# Spacy dataset creation

This notebook takes train and test  datasets (of type `List[InputSample]`)
and transforms them into two structures consumed by Spacy:
1. Spacy JSON (see https://spacy.io/api/annotation#json-input)
2. Spacy Pickle files (of structure `[(full_text,"entities":[(start, end, type),(...))]`.  
See more details here: https://spacy.io/api/annotation#json-input)

JSON is used for Spacy's CLI trainer. 
Pickle is used for fine-tuning using the logic in [../models/spacy_retrain.py](../models/spacy_retrain.py)

In [1]:
from presidio_evaluator.data_generator import read_synth_dataset
%reload_ext autoreload

In [2]:
synth_train = read_synth_dataset('../../data/synth_train.json')
conll_train = read_synth_dataset('../../data/conll_train.json')
ontonotes_train = read_synth_dataset('../../data/ontonotes_train.json')

In [3]:
train_samples = conll_train + ontonotes_train # + synth_train  

In [4]:
synth_val = read_synth_dataset('../../data/synth_val.json')
conll_val = read_synth_dataset('../../data/conll_val.json')
ontonotes_val = read_synth_dataset('../../data/ontonotes_val.json')

In [5]:
val_samples = conll_val + ontonotes_val

In [6]:
synth_test = read_synth_dataset('../../data/synth_test.json')
conll_test = read_synth_dataset('../../data/conll_test.json')
ontonotes_test = read_synth_dataset('../../data/ontonotes_test.json')

In [7]:
test_samples = conll_test + ontonotes_test # + synth_test 

In [9]:
print("Read train {} samples".format(len(train_samples)))
print("Read val {} samples".format(len(val_samples)))
print("Read test {} samples".format(len(test_samples)))

Read train 13026 samples
Read val 4049 samples
Read test 3989 samples


For training, keep only sentences with entities:

In [10]:
train_tagged = [sample for sample in train_samples if len(sample.spans)>0]
print("Kept {} samples after removal of non-tagged samples".format(len(train_tagged)))

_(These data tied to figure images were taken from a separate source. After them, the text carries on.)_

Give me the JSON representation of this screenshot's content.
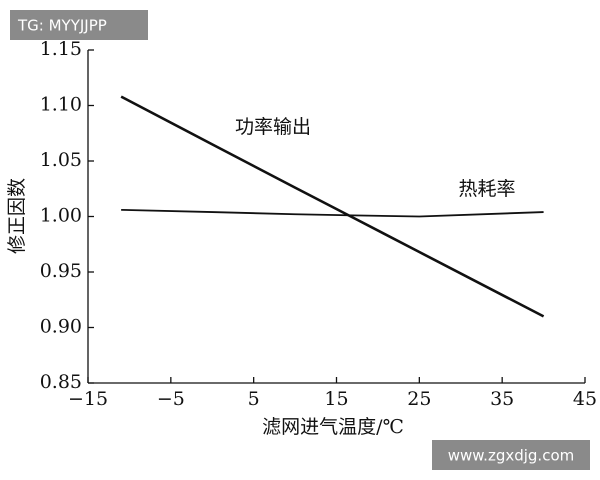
{
  "chart_data": {
    "type": "line",
    "x_label": "滤网进气温度/℃",
    "y_label": "修正因数",
    "x": [
      -11,
      0,
      10,
      17,
      25,
      40
    ],
    "series": [
      {
        "name": "功率输出",
        "color": "#111111",
        "values": [
          1.108,
          1.065,
          1.026,
          0.999,
          0.968,
          0.91
        ]
      },
      {
        "name": "热耗率",
        "color": "#111111",
        "values": [
          1.006,
          1.004,
          1.002,
          1.001,
          1.0,
          1.004
        ]
      }
    ],
    "xlim": [
      -15,
      45
    ],
    "xticks": [
      {
        "value": -15,
        "label": "−15"
      },
      {
        "value": -5,
        "label": "−5"
      },
      5,
      15,
      25,
      35,
      45
    ],
    "ylim": [
      0.85,
      1.15
    ],
    "yticks": [
      0.85,
      {
        "value": 0.9,
        "label": "0.90"
      },
      0.95,
      {
        "value": 1.0,
        "label": "1.00"
      },
      1.05,
      {
        "value": 1.1,
        "label": "1.10"
      },
      1.15
    ],
    "grid": false
  },
  "watermarks": [
    "TG: MYYJJPP",
    "www.zgxdjg.com"
  ]
}
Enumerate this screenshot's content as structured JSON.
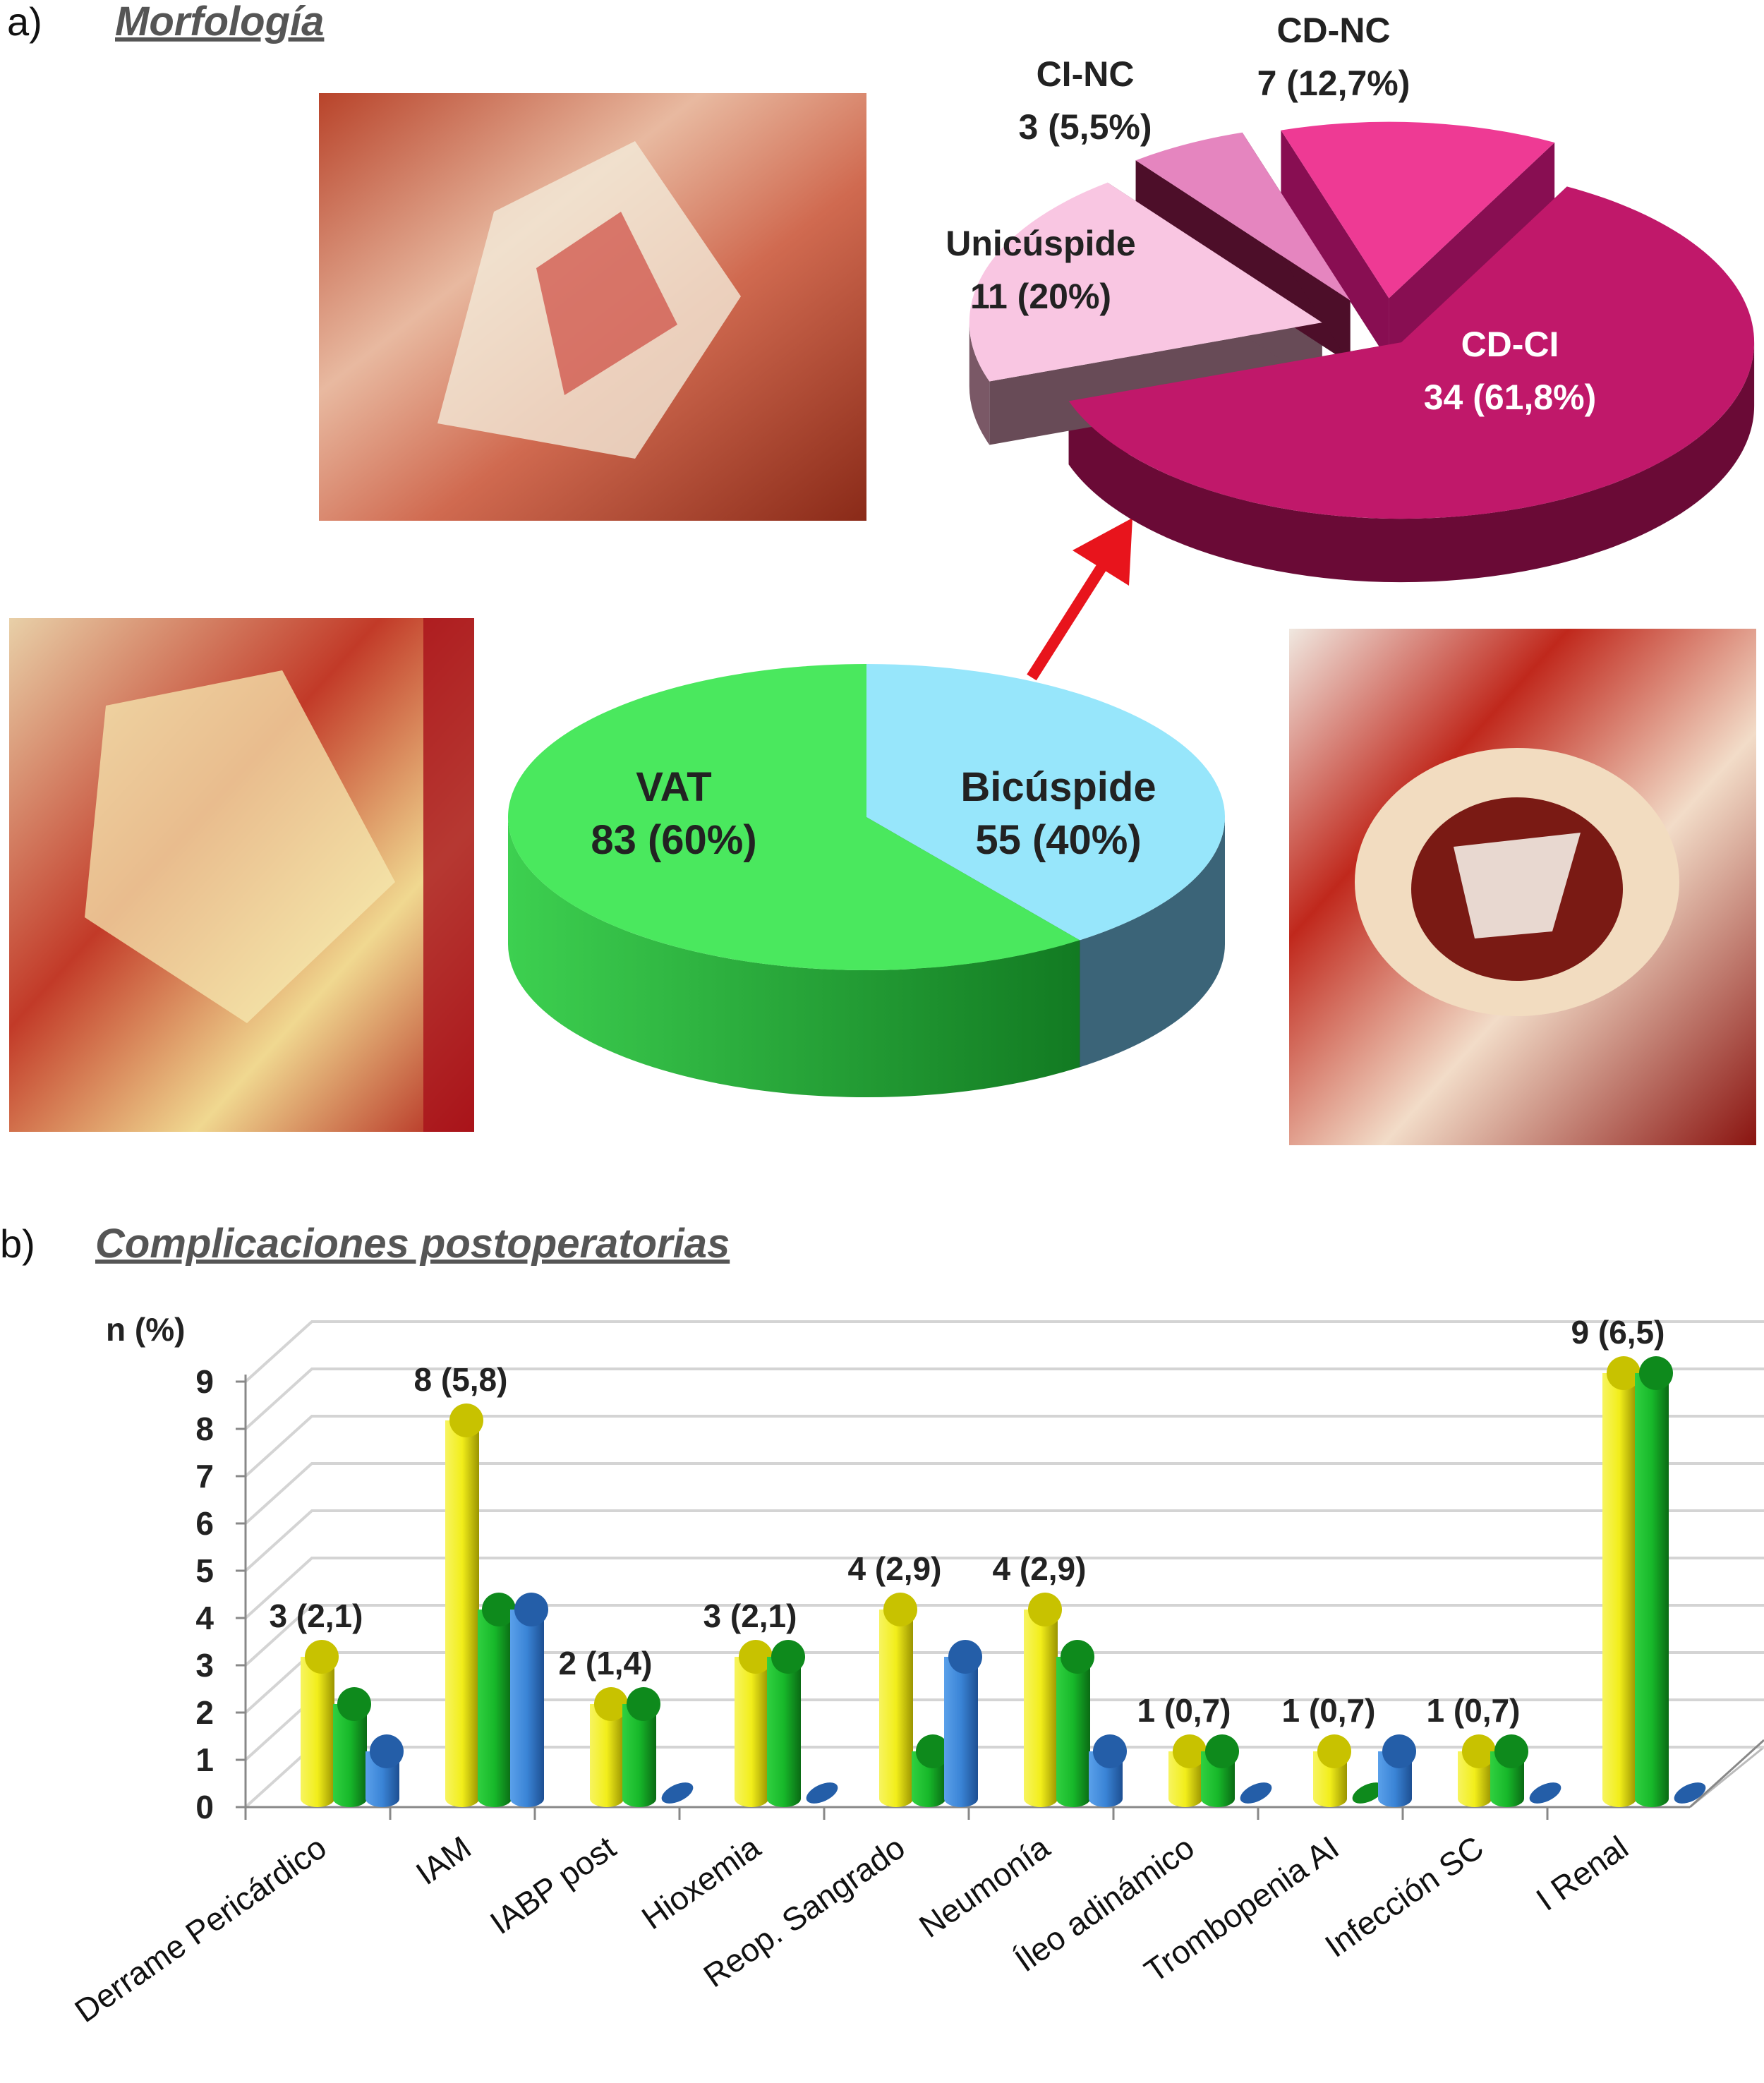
{
  "panel_a": {
    "label": "a)",
    "title": "Morfología"
  },
  "panel_b": {
    "label": "b)",
    "title": "Complicaciones postoperatorias"
  },
  "photos": [
    "valve-photo-top",
    "valve-photo-left",
    "valve-photo-right"
  ],
  "colors": {
    "yellow": "#f2ee1a",
    "green": "#17b82a",
    "blue": "#3a84d6",
    "vat": "#4ae85e",
    "bicuspide": "#97e6fb",
    "arrow": "#e8141c"
  },
  "chart_data": [
    {
      "type": "pie",
      "slices": [
        {
          "name": "VAT",
          "value": 83,
          "label": "83 (60%)",
          "color": "#4ae85e"
        },
        {
          "name": "Bicúspide",
          "value": 55,
          "label": "55 (40%)",
          "color": "#97e6fb"
        }
      ]
    },
    {
      "type": "pie",
      "exploded": true,
      "slices": [
        {
          "name": "CD-CI",
          "value": 34,
          "label": "34 (61,8%)",
          "color": "#c0186a"
        },
        {
          "name": "Unicúspide",
          "value": 11,
          "label": "11 (20%)",
          "color": "#f9c6e2"
        },
        {
          "name": "CI-NC",
          "value": 3,
          "label": "3 (5,5%)",
          "color": "#e585bf"
        },
        {
          "name": "CD-NC",
          "value": 7,
          "label": "7 (12,7%)",
          "color": "#ee3a94"
        }
      ]
    },
    {
      "type": "bar",
      "ylabel": "n (%)",
      "ylim": [
        0,
        9
      ],
      "yticks": [
        "0",
        "1",
        "2",
        "3",
        "4",
        "5",
        "6",
        "7",
        "8",
        "9"
      ],
      "grid": true,
      "categories": [
        "Derrame Pericárdico",
        "IAM",
        "IABP post",
        "Hioxemia",
        "Reop. Sangrado",
        "Neumonía",
        "Íleo adinámico",
        "Trombopenia AI",
        "Infección SC",
        "I Renal"
      ],
      "series": [
        {
          "color": "#f2ee1a",
          "values": [
            3,
            8,
            2,
            3,
            4,
            4,
            1,
            1,
            1,
            9
          ]
        },
        {
          "color": "#17b82a",
          "values": [
            2,
            4,
            2,
            3,
            1,
            3,
            1,
            0,
            1,
            9
          ]
        },
        {
          "color": "#3a84d6",
          "values": [
            1,
            4,
            0,
            0,
            3,
            1,
            0,
            1,
            0,
            0
          ]
        }
      ],
      "data_labels": [
        "3 (2,1)",
        "8 (5,8)",
        "2 (1,4)",
        "3 (2,1)",
        "4 (2,9)",
        "4 (2,9)",
        "1 (0,7)",
        "1 (0,7)",
        "1 (0,7)",
        "9 (6,5)"
      ]
    }
  ]
}
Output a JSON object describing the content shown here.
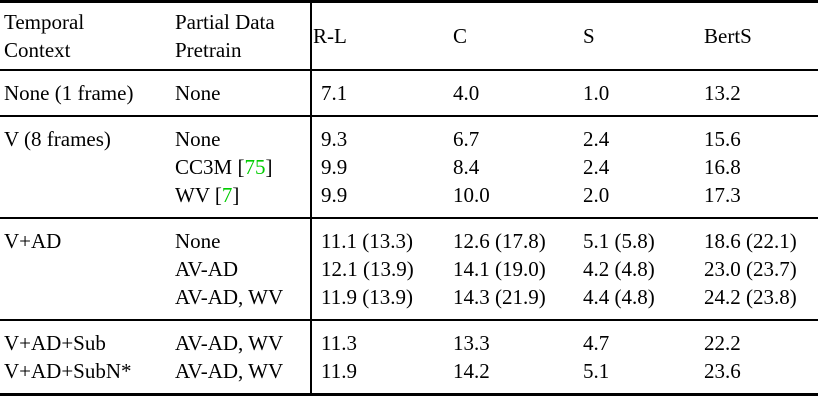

Kept 6773 samples after removal of non-tagged samples


Evaluate training set's entities

In [11]:
print("Entities found in training set:")
entities = []
for sample in train_tagged:
    entities.extend([tag for tag in sample.tags])
set(entities)

Entities found in training set:


{'B-LOCATION',
 'B-MALE_TITLE',
 'B-NATIONALITY',
 'B-NATION_MAN',
 'B-NATION_PLURAL',
 'B-ORGANIZATION',
 'B-PERSON',
 'I-LOCATION',
 'I-NATIONALITY',
 'I-NATION_PLURAL',
 'I-ORGANIZATION',
 'I-PERSON',
 'L-LOCATION',
 'L-MALE_TITLE',
 'L-NATIONALITY',
 'L-NATION_MAN',
 'L-NATION_PLURAL',
 'L-ORGANIZATION',
 'L-PERSON',
 'O',
 'U-FEMALE_TITLE',
 'U-LOCATION',
 'U-MALE_TITLE',
 'U-NATIONALITY',
 'U-NATION_MAN',
 'U-NATION_PLURAL',
 'U-ORGANIZATION',
 'U-PERSON'}

Create Spacy dataset (option 2)

In [12]:
from presidio_evaluator import InputSample
import pickle

spacy_train = InputSample.create_spacy_dataset(train_tagged)


In [13]:
entities_spacy = [x[1]['entities'] for x in spacy_train]
entities_spacy
entities_spacy_flat = []
for samp in entities_spacy:
    for ent in samp:
        entities_spacy_flat.append(ent[2])
set(entities_spacy_flat)

{'GPE', 'O', 'ORG', 'PERSON'}

Create Spacy dataset (option 1: JSON)

In [14]:
from presidio_evaluator import InputSample
spacy_train_json = InputSample.create_spacy_json(train_tagged)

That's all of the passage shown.